By Bill Wight, NSN Vice Chair
On May 9th, your Board launched an exciting initiative aimed at extending NSN’s reach, attracting new members, and making our flagship publication, Storytelling Magazine, even better.
Immediately, we stumbled. The crash was instantaneous, and deafening.
The seeds of that crash were planted well before the event. We were unaware of our mis-step until it brought us to a standstill. Nevertheless, it behooves us to examine the steps that led to this situation and – most importantly – to rectify them.
We’re storytellers. We care deeply, feel ferociously, and there are three things we have a right to expect from the network that unites us – to be safe, to be heard, and to be included. Therein lay the source of the stumble.
As we’ve worked to complete the move to Kansas City that was initiated well before most of the current Board took office, we’ve also been working through the challenges of updating our website and carefully stewarding NSN’s budget.
Early this year, we commissioned a dedicated group from the board to see how we could address the challenge of a beautiful publication which became ever more expensive as membership declined. The group included finance and publishing professionals and others who favored both digital and print formats. Whenever past cost-focused projects have raised the prospect of digital distribution, we have consistently been reminded that print copy is highly valued by many members.

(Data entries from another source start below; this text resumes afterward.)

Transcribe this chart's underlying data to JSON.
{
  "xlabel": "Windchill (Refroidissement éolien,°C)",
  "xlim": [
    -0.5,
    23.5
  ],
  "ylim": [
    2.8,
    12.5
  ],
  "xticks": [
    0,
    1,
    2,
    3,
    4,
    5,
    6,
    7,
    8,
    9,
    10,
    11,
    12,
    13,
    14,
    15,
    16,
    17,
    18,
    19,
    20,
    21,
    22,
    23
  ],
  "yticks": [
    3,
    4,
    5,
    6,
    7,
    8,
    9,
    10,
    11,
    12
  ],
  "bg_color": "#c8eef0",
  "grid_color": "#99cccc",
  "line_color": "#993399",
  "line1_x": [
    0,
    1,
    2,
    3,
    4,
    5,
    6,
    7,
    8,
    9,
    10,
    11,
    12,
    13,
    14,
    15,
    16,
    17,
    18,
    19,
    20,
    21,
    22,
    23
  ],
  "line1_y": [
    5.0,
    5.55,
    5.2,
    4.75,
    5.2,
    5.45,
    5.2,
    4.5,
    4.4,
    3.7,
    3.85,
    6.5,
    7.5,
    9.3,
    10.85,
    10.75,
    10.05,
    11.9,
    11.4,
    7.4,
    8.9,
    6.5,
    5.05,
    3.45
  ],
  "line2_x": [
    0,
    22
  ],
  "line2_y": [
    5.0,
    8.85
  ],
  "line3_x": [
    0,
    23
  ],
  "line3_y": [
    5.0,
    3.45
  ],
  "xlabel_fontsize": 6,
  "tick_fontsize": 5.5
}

Here are the three key parts of this group’s recommendation that the Board accepted:
- To our membership-based print circulation, add a digital-only subscription service. Storytelling Magazine could be accessible for free via libraries and other institutional subscribers – even by non-members.

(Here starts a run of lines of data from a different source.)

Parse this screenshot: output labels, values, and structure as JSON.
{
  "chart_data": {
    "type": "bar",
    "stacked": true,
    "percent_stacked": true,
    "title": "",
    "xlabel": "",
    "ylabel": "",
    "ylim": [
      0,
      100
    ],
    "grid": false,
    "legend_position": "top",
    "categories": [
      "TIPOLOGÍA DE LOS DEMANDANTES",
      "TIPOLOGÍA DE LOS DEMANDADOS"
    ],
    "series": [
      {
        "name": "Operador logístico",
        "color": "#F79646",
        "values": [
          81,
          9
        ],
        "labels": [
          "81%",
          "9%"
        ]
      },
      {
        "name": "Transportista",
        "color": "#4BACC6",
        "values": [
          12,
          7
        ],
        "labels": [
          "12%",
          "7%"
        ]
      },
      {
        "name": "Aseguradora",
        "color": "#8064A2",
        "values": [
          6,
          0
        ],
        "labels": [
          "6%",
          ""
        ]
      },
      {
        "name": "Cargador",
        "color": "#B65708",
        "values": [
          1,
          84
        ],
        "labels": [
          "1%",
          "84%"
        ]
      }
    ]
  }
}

- Reach out to a group within NSN to help us make the content and format changes required for effective digital distribution without compromising its current attractiveness. The goal of this group wouldn’t simply be technical but also to make the magazine appeal to a broader audience.
- Unify all of NSN’s communication channels in one place to maximize our consistency and effectiveness.

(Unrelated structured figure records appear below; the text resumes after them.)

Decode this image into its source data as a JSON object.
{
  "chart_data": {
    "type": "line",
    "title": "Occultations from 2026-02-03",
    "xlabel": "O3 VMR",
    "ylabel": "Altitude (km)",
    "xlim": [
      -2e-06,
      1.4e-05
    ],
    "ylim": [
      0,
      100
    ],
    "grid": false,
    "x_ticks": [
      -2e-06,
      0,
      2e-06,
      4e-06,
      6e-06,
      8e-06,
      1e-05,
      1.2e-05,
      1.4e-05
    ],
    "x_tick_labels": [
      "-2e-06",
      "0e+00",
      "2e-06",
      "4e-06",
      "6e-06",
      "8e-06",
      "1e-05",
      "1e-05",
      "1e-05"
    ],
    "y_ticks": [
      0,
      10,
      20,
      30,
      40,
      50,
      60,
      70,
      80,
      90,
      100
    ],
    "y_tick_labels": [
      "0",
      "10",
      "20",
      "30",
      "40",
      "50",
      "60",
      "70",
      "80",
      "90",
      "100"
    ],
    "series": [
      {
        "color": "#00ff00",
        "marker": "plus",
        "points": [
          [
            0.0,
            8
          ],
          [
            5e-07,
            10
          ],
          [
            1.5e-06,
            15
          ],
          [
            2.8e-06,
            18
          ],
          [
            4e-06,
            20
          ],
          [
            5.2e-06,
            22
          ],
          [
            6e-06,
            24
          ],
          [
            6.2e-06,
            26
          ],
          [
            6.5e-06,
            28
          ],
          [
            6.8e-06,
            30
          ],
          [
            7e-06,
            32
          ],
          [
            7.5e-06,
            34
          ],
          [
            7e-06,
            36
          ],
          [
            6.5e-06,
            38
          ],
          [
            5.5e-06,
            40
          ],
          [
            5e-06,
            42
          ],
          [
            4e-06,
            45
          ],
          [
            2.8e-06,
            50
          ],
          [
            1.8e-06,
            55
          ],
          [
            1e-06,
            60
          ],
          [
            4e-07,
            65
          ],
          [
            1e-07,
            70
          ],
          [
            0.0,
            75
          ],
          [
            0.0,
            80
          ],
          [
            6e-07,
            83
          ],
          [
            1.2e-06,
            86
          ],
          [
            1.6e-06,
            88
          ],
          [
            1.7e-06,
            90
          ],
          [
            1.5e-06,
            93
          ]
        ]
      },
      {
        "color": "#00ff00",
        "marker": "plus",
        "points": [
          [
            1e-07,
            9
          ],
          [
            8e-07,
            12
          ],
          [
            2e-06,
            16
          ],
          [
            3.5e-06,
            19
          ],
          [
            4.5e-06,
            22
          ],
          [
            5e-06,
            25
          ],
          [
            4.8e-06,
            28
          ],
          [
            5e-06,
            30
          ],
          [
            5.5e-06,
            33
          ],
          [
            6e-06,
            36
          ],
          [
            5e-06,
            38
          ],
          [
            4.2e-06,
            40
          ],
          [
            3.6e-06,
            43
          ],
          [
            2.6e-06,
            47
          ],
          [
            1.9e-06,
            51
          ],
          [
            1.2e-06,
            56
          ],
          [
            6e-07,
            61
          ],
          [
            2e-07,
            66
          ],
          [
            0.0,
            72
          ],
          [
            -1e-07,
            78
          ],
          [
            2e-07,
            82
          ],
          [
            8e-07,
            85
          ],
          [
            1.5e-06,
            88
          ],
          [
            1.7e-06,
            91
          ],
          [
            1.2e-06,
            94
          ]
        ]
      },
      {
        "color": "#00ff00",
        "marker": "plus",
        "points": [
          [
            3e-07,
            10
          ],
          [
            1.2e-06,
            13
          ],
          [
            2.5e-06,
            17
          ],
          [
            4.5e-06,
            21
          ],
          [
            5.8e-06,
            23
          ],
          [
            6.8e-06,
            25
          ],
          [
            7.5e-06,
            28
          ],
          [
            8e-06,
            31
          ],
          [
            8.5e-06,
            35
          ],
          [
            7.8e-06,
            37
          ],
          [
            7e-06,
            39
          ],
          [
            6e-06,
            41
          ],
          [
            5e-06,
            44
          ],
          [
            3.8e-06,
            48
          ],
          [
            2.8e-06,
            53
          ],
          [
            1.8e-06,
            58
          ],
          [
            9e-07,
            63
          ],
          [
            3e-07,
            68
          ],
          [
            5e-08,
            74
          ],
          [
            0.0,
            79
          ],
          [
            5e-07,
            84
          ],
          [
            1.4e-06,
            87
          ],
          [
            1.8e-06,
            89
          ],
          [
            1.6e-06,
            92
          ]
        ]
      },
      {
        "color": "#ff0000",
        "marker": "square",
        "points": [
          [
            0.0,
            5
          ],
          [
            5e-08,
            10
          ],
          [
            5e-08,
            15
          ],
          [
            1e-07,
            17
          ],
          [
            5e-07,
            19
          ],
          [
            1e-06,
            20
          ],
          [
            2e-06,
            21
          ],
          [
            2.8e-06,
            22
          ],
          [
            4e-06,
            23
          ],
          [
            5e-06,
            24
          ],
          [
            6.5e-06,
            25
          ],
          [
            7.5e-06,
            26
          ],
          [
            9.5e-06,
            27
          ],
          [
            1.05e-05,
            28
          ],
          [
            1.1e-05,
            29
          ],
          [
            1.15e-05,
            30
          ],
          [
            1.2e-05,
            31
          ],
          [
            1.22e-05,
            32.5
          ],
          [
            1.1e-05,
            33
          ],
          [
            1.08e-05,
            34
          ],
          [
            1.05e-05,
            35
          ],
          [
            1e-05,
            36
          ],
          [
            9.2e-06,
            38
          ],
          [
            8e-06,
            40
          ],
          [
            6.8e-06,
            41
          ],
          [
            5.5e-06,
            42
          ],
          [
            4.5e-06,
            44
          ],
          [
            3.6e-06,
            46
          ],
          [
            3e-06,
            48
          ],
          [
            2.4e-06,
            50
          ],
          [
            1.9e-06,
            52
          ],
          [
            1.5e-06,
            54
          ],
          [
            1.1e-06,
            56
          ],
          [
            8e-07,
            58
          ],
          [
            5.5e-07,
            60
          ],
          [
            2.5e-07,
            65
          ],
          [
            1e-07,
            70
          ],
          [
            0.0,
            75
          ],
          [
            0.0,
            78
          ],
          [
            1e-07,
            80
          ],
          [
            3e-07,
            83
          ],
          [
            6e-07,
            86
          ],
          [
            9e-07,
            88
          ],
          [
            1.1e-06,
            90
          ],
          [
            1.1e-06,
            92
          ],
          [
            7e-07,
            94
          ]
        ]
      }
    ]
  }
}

We stood at the starting line, eager to make our members proud, to draw in a whole new audience of digital subscribers – some of whom we were confident would choose to join our throng – and to make our proud publication even better. This new audience was expected to be the source of our fiscal salvation.
Here’s the problem: a large portion of the cost of magazine production is essentially fixed. It costs the same no matter how many copies we print. Having more members would spread this cost over a larger base, and the portion to be covered by each member’s dues would grow smaller. Our magazine doesn’t cost too much – there are just too few people sharing the “fixed” portion of that cost.
Our first move was to make a courtesy call to our editor to alert her to our plans to change how we produce the magazine, to thank her for her service, and to provide as much notice as possible that we would not be using her services after the June issue came out.
We awoke the next morning to a fresh reminder of the digital revolution. Word had spread that the Board had summarily ended the magazine and dismissed our beloved editor. To be clear: it was never the intention of this initiative to end the print magazine.
I mentioned above that our members want to feel safe, to be heard, and to be included. We’re a community. In its zeal, the Board unwittingly violated all three of those expectations. We’re all a little unnerved by change. Add to that the misperception that this change is antithetical to our desires, and discomfort rapidly morphs into anger. It’s easy to imagine our surprised, disappointed members saying “If the Board had heard us, they would never have done this terrible thing!” And, of course, it’s not enough that the Board planned to include key contributors. Our biggest mistake was that we had not yet done so when we launched the effort.
Adding non-member digital subscribers will be good for NSN. Not only can we grow our own ranks, but we can extend storytelling’s influence. We need to attract new people and previously overlooked or marginalized genres to our community.
But we understand now that you’re not looking for us to disappear for long periods only to emerge with a “final” plan that we immediately push on you. You want to be included. As we reset, will you join us in re-evaluating our methods and determining our path forward?
Janet Thompson has offered to work with us on the fall issue. We will immediately begin assembling members to help us shape this initiative. Once the group agrees on a path forward, and the Board consents, the plans will be made available to members for comment. Only then will we execute any changes. We will also look into other aspects of magazine production that may have been overlooked during our office transition.
I hope you’ll join us – especially those of you who feel strongly about Storytelling Magazine – in working to make this publication an even stronger tool for promoting storytelling and the National Storytelling Network!